All of them have pros and cons. But the important thing is that we need jupytext to make use of git.
GitLab/Hub supports Jupyter Notebook! A notebook file can be shown on GitHub like this!
No, I mean, Jupyter Notebook is very awkward to combine with git, because a Notebook file is actually in a JSON format. Your colleague modified your notebook, pushed it onto the repository and sent you a pull request. Then you have to compare two JSON files, not user friendly HTML files.
If it is OK for everybody to compare JSON files, then you do not need to use
jupytext
. If not OK, use jupytext
.
jupytext
provides a conversion between a notebook and (for example) a Python
script. So if you have a corresponding Python script, you can recover the
original notebook from it (except outputs). Therefore you add the Python
scripts to the git repository and ignore notebooks, so that you can manage
notebooks through the paired Python scripts. As the
demo shows,
you might also directly edit the paired Python script.
Let us configure Jupyter for jupytext. The command
(myproj) $ jupyter notebook --generate-config
creates ~/.jupyter/jupyter_notebook_config.py
if it has not existed.
Then you add the following two lines.
c.NotebookApp.contents_manager_class = "jupytext.TextFileContentsManager"
c.ContentsManager.default_jupytext_formats = "ipynb,py"
Just it.
If you have a paired Python script, you can recover the notebook by the following command.
(myproj) $ jupytext --to notebook your_notebook.py
If you want to convert a notebook manually, the following command does it.
(myproj) $ jupytext --to python your_notebook.ipynb
5.1 use Jupyter Web application
You know how to use Jupyter, so I have nothing to say except the following points.
- The paired Python script is created by saving the notebook. Do not forget to click "Save" button before create a commit.
- Sometimes this functions is not working. Then you need to convert it manually. Care about the timestamp of the last modification.
- What you have to add to commit is a paired Python script. Not the notebook.
- If you want to keep/share the result, you might want to
- export an HTML-file and share it, or
- make a copy of the notebook, put it under another directory and forbid to modify it.
5.2 use Jupyter via PyCharm
Pycharm supports Jupyter Notebook. This sounds very good and I thought that this could be the best method.
You can also give a custom settings:
Since you are working on PyCharm, you can take advantages of PyCharm IDE such as completion, key-binding, coding checker and so on. But
- display is so buggy, that I can not print a large DataFrame.
- There is no save button to save the notebook and create the paired Python script.
- You may need some workarounds to display a good diagram.

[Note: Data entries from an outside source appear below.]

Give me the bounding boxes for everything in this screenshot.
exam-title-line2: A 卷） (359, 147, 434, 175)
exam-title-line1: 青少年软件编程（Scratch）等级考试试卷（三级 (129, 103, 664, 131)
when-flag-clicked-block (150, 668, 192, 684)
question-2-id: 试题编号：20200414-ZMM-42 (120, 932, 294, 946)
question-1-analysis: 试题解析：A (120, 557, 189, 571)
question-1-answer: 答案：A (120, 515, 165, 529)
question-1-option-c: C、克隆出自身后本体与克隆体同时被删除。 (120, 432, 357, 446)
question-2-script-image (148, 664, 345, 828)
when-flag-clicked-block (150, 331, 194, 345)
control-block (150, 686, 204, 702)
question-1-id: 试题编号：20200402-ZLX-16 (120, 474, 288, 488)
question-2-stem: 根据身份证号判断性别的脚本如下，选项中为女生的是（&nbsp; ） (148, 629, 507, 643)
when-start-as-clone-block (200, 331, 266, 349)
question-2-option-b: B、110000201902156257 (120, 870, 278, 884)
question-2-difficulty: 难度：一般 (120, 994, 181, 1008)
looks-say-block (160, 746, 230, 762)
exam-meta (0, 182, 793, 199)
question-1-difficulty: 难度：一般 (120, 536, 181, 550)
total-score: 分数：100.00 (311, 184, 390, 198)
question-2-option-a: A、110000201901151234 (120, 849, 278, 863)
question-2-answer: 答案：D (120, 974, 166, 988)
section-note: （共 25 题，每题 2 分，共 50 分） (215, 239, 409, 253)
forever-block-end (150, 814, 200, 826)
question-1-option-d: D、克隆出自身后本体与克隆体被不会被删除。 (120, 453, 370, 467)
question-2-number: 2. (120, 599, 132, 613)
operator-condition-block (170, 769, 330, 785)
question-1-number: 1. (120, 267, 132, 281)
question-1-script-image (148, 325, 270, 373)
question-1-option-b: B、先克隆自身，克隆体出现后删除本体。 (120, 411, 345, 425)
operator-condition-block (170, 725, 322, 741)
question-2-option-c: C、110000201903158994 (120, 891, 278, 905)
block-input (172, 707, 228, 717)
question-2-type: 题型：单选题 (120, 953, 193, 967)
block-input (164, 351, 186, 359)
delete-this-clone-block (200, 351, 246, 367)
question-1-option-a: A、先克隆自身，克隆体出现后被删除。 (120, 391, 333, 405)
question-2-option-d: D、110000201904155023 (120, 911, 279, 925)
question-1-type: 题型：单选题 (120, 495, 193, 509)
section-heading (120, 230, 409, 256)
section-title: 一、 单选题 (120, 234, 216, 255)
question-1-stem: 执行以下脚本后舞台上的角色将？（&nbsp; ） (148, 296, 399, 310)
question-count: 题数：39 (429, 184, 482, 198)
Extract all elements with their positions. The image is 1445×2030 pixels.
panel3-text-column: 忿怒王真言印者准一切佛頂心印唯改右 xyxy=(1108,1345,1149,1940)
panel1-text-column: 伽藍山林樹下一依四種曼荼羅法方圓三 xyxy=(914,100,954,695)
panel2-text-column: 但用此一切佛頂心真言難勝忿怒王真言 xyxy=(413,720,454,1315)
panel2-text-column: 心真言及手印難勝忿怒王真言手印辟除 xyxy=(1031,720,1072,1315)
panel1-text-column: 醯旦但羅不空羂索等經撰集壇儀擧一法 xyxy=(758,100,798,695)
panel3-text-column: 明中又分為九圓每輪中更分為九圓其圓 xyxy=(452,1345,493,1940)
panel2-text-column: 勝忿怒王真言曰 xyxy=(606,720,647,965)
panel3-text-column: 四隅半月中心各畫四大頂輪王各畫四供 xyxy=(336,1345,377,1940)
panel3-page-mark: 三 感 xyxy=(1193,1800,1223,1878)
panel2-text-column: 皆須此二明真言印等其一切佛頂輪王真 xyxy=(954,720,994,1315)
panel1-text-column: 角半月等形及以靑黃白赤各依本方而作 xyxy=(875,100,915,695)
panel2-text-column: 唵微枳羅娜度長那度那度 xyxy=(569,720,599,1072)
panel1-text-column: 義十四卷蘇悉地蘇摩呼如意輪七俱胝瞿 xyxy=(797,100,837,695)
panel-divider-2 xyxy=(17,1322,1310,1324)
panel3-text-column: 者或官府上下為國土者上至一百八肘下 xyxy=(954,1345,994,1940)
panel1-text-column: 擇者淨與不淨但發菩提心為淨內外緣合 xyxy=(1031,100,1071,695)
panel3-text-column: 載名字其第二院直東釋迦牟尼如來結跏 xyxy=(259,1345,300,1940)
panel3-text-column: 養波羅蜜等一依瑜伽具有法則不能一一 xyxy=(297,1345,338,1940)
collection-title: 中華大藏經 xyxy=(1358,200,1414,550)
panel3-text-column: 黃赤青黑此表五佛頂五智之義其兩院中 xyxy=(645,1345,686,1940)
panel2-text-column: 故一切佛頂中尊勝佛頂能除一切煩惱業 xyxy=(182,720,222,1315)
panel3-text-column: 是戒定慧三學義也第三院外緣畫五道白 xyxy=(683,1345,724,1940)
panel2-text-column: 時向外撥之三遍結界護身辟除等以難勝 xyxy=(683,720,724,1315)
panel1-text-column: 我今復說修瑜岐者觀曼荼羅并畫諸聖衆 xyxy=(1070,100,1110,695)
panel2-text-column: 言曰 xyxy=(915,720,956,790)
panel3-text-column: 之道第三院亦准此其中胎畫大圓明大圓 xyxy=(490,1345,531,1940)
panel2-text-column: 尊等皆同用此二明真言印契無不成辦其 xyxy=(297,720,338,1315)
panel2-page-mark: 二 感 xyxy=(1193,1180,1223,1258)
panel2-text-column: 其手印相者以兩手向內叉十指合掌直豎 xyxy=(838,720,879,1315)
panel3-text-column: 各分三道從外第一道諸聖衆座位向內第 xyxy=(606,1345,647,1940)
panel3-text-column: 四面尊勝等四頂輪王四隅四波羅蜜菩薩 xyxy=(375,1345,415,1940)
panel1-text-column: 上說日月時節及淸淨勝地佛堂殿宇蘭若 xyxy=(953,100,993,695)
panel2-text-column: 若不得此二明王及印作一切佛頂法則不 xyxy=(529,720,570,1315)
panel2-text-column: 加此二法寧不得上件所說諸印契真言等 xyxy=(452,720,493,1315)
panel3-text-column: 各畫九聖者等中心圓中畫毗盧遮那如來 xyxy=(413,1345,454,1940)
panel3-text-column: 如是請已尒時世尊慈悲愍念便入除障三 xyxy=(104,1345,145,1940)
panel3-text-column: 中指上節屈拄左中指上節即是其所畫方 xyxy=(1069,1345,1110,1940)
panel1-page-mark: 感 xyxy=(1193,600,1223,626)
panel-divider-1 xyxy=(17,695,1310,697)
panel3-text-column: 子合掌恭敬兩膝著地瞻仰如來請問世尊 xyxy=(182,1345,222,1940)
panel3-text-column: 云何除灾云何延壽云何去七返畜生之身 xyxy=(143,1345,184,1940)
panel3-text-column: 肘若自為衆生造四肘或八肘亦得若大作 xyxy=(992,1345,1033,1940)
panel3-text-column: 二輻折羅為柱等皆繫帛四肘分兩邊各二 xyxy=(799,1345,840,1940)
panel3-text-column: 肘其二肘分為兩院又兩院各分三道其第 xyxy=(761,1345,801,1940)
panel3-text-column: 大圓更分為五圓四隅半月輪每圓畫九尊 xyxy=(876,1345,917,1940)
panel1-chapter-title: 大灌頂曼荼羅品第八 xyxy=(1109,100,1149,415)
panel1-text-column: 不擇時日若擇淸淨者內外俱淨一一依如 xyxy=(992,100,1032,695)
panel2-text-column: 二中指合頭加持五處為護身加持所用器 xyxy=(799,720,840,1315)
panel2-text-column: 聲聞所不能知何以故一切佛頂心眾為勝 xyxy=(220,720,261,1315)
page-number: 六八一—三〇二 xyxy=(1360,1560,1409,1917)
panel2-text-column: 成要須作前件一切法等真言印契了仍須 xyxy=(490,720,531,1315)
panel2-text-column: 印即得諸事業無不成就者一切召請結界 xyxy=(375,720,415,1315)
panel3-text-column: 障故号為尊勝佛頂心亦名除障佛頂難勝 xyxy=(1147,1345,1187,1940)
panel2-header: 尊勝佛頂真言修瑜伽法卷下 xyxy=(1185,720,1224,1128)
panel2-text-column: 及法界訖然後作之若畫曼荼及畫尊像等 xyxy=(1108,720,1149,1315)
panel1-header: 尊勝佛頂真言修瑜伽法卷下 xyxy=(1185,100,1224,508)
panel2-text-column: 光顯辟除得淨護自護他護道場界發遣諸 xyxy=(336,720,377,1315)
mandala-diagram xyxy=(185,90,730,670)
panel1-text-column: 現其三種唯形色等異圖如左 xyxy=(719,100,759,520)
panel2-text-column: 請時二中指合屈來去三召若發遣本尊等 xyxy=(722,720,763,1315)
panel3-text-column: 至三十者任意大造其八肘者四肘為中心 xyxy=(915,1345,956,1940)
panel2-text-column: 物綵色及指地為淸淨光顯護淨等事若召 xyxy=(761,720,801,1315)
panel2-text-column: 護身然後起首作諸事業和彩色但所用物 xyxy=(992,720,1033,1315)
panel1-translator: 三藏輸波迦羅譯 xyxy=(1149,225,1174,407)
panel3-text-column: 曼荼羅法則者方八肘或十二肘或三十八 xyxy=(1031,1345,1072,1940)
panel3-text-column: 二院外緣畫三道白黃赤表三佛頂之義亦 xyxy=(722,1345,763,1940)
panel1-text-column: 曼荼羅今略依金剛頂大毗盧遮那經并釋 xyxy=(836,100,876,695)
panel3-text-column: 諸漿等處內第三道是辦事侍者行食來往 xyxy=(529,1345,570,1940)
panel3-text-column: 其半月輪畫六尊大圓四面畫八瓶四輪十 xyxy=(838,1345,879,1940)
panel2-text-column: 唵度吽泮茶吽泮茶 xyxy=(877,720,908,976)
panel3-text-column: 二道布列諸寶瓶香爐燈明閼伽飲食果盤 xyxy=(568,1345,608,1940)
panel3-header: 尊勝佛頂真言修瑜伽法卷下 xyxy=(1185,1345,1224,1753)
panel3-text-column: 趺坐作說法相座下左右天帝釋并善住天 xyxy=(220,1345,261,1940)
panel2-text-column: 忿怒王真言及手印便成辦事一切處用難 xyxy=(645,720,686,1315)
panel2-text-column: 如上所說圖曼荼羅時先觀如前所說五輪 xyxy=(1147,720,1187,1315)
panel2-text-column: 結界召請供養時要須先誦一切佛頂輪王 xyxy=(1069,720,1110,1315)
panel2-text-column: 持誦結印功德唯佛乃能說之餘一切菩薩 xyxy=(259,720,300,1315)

Because of these problems I do not use Jupyter via PyCharm. But I wish that the Jupyter-support of PyCharm gets better, so that we can always use it.
5.3 use Both
As you see the demo of jupytext
, you can also edit the paired Python script
to edit the Python notebook instead.
In my opinion you need to use Jupyter Notebook as a main tool. The reason why we chose a Python script as a pair of a notebook file instead of Markdown is exactly to use PyCharm as a helper tool. If you choose a Markdown, then it might not be convenient to edit.
I think that jupytext
lacks a function, which puts the line
if __name__ == "__main__":
. If such a function is available, then we can use
the paired Python script as a module, so that it is easy to test/use a
function in the code.
Let's start your analysis!
This blog entry is quite long, but what we have to do is not so complicated. Basically just two things.
- Create and use a suitable Anaconda environment and
- Manage versions of your progress via git.
Following these two processes, you can avoid problems which can happen because you work with colleagues.
These processes are based on git. I am quite sure that many of data scientists/analysts are not familiar with git. But if you have not use git yet, I strongly recommend learning it and using it at work.